Je ne quittais pas le type des yeux. Je savais qu’il hésitait encore sur sa réaction. Peut-être pensait-il un moment nous faire le coup du : « Faut pas exagérer, il n’est pas si mal que ça » ou « Attention, il ne faut pas se fier aux apparences ». Je compris à son attitude qu’il y renoncerait. Surmontant sa répulsion, il se baissa et examina un peu la chose. Rapidement celle-ci se mit en boule pour échapper à la vérification visuelle du bandit. « Quelle horreur ! me dis-je, une énième fois, ça ne tient debout qu’avec difficulté et pas longtemps ! Le teint dispute la palme de la pâleur à des yeux que l’on croirait morts et, le comble, cette épouvantable habitude de couiner pour un oui ou un non ! Cette exécrable incapacité à se dominer. Je ne brosserais pas un tableau complet si j’omettais de préciser que cette saleté vient constamment se coller à nos guêtres à la moindre contrariété ! Eh oui, vous avez bien compris, ça a même des états d’âme !

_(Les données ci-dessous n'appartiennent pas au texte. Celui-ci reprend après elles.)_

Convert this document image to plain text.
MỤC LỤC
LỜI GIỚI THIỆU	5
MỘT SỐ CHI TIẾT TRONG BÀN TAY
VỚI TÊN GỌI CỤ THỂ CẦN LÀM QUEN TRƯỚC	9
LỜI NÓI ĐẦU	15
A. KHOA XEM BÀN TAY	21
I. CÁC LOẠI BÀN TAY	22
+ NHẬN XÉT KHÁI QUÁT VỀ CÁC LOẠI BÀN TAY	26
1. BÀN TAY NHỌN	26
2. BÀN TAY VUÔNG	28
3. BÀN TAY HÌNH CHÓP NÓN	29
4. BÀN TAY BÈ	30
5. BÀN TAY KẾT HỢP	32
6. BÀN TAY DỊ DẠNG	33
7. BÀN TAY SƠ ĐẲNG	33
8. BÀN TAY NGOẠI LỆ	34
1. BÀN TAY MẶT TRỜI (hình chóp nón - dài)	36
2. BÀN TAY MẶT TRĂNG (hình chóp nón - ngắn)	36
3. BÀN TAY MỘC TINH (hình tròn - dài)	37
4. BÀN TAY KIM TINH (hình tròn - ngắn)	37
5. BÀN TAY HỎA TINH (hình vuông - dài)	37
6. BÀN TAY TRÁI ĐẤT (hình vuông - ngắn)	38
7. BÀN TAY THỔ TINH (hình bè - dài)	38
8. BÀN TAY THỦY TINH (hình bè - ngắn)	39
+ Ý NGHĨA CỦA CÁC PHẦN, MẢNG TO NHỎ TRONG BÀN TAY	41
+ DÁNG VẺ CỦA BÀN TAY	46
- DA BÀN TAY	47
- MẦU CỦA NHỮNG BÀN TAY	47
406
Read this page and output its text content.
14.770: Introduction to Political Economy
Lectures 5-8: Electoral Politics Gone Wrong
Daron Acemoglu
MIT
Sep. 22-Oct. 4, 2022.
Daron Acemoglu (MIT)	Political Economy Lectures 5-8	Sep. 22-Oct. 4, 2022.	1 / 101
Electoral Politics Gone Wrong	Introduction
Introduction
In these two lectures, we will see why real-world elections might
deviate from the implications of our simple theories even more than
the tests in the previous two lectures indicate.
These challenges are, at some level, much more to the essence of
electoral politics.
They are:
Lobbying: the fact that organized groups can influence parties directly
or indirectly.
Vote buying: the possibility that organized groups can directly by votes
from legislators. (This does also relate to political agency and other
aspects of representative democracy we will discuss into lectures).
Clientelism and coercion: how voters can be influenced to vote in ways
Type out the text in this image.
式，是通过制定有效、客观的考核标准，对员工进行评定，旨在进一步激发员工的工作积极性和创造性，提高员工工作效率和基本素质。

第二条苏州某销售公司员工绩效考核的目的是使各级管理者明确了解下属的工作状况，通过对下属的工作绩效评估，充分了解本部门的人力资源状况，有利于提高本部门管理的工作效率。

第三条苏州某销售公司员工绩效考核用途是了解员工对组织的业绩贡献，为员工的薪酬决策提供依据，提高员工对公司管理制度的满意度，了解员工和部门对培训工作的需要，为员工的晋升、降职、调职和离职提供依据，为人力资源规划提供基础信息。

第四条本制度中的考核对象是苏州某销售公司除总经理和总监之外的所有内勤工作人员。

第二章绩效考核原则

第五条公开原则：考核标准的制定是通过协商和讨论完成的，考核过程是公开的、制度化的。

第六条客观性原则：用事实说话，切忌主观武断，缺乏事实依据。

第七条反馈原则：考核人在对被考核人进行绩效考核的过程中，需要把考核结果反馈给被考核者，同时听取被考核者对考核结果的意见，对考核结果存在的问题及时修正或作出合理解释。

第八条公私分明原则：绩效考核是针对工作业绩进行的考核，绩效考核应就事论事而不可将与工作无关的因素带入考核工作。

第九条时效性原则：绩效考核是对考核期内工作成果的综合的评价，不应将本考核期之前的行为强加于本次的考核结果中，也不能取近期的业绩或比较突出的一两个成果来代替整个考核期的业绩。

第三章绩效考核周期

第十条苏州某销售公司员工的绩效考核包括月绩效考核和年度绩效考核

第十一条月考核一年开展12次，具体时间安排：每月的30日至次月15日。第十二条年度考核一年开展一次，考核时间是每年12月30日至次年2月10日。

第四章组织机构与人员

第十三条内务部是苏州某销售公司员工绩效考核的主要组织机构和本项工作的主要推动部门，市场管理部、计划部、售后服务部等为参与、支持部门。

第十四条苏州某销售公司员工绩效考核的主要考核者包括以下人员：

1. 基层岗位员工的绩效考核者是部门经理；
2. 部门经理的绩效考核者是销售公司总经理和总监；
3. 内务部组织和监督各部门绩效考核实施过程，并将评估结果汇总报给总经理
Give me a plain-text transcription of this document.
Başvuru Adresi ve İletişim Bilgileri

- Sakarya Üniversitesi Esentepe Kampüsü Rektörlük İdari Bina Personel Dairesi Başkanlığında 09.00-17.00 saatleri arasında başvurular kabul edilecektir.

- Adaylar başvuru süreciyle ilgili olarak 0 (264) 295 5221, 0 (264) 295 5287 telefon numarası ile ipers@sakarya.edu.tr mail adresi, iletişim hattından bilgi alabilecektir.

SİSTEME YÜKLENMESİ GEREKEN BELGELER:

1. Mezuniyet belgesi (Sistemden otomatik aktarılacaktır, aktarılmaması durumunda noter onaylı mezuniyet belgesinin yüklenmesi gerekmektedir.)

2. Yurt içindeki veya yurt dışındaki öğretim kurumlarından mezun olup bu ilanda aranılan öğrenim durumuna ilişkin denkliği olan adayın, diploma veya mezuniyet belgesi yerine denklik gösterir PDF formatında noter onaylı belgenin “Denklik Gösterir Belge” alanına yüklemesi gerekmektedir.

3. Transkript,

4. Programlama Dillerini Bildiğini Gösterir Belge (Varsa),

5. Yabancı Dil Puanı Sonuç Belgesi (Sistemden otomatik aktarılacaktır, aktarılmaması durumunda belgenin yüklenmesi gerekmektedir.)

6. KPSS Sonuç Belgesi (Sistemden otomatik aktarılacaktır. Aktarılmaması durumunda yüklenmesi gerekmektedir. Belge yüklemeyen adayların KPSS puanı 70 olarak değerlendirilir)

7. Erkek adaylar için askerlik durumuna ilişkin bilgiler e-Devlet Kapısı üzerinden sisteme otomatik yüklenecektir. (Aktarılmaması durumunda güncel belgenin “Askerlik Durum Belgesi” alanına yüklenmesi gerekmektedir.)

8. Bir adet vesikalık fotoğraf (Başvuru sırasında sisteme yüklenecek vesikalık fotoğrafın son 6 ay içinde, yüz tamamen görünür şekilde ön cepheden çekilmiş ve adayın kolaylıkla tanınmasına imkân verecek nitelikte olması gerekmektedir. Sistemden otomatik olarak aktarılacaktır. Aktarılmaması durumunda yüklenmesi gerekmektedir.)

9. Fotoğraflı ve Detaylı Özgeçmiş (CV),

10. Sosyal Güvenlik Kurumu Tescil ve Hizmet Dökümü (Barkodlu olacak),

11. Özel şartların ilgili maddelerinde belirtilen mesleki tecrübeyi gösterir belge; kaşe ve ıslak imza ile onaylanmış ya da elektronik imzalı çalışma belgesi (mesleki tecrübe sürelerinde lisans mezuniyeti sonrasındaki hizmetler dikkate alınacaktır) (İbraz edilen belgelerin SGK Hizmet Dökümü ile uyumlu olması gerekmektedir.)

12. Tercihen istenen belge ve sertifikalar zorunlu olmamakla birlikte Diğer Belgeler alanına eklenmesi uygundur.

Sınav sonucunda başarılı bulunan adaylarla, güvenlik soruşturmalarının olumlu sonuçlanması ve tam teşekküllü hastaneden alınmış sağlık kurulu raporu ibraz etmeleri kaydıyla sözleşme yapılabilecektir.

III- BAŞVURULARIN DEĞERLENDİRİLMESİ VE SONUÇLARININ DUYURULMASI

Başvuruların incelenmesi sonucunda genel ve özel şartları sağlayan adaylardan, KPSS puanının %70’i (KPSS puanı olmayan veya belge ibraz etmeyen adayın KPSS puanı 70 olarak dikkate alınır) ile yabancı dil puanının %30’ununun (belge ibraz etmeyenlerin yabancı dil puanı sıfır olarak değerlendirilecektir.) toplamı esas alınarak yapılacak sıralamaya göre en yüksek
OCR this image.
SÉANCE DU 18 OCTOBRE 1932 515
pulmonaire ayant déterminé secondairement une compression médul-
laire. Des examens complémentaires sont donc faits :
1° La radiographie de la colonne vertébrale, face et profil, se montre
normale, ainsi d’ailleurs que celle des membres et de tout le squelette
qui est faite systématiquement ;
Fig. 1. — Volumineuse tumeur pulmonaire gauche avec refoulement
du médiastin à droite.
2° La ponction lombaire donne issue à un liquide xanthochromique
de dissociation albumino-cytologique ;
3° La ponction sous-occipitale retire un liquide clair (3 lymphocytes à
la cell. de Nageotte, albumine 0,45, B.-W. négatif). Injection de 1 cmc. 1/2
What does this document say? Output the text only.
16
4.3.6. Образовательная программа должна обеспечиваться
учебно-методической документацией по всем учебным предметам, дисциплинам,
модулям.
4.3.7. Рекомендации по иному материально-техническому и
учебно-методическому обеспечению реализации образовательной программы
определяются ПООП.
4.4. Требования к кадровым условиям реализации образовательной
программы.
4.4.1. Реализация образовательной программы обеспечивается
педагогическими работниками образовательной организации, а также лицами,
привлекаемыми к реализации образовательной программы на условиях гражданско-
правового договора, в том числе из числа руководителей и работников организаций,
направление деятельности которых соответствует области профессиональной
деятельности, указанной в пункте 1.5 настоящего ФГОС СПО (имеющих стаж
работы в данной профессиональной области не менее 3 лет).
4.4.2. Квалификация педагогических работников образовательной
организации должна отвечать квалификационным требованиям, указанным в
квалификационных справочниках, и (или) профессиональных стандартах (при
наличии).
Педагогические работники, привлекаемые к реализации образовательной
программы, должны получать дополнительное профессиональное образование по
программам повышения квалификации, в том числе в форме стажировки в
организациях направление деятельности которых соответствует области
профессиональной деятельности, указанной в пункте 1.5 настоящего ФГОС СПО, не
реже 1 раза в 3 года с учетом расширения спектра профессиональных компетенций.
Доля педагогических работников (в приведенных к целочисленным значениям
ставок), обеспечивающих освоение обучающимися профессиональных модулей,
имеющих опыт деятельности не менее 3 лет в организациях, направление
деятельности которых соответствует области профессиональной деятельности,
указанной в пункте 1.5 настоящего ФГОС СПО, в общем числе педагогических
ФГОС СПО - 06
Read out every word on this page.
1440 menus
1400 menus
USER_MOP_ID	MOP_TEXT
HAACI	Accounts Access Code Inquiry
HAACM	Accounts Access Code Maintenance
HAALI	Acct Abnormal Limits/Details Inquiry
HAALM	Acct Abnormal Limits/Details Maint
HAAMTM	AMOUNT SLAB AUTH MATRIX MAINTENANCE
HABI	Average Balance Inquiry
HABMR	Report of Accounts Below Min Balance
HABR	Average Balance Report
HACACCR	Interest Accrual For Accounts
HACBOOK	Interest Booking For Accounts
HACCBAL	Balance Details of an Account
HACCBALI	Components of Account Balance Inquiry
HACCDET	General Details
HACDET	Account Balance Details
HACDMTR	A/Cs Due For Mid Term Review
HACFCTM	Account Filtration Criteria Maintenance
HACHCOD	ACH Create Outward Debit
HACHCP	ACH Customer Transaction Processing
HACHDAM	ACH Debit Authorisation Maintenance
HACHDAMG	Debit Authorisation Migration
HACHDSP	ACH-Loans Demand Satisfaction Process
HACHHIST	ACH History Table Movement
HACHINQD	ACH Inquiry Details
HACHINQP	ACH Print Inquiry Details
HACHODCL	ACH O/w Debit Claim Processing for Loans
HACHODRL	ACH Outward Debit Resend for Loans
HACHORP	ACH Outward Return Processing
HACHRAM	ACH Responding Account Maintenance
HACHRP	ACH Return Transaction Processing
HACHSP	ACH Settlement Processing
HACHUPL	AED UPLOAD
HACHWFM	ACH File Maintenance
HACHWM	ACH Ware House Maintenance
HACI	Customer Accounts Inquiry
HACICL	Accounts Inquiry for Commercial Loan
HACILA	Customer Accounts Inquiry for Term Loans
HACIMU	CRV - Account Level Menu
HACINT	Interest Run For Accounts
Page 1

J’en étais là de mes sombres constats lorsque l’escroc essaya, dans une démarche désespérée et pitoyable, de faire avancer la chose. Celle-ci résista, beugla un coup, et le mordit à la main. L’autre, n’y tenant plus, eut, pour une fois, une bonne réaction, et lui asséna un beau et bon coup de pied dans les côtes. Je pourrais difficilement trouver les mots justes pour exprimer notre soulagement à ce moment précis. Ma femme me prit par la main tendrement comme pour mieux marquer cet instant de bien-être où l’amour nous submergeait. Nous avions gagné. Ce coup de pied sonnait comme un aveu, une totale culpabilité et foin les délais de garanties et autres sottises.
Il nous remboursa sans discuter et comme je sentis qu’il était sonné, j’en profitais pour me faire rembourser également le prix exorbitant de la location d’un ventre Prémium.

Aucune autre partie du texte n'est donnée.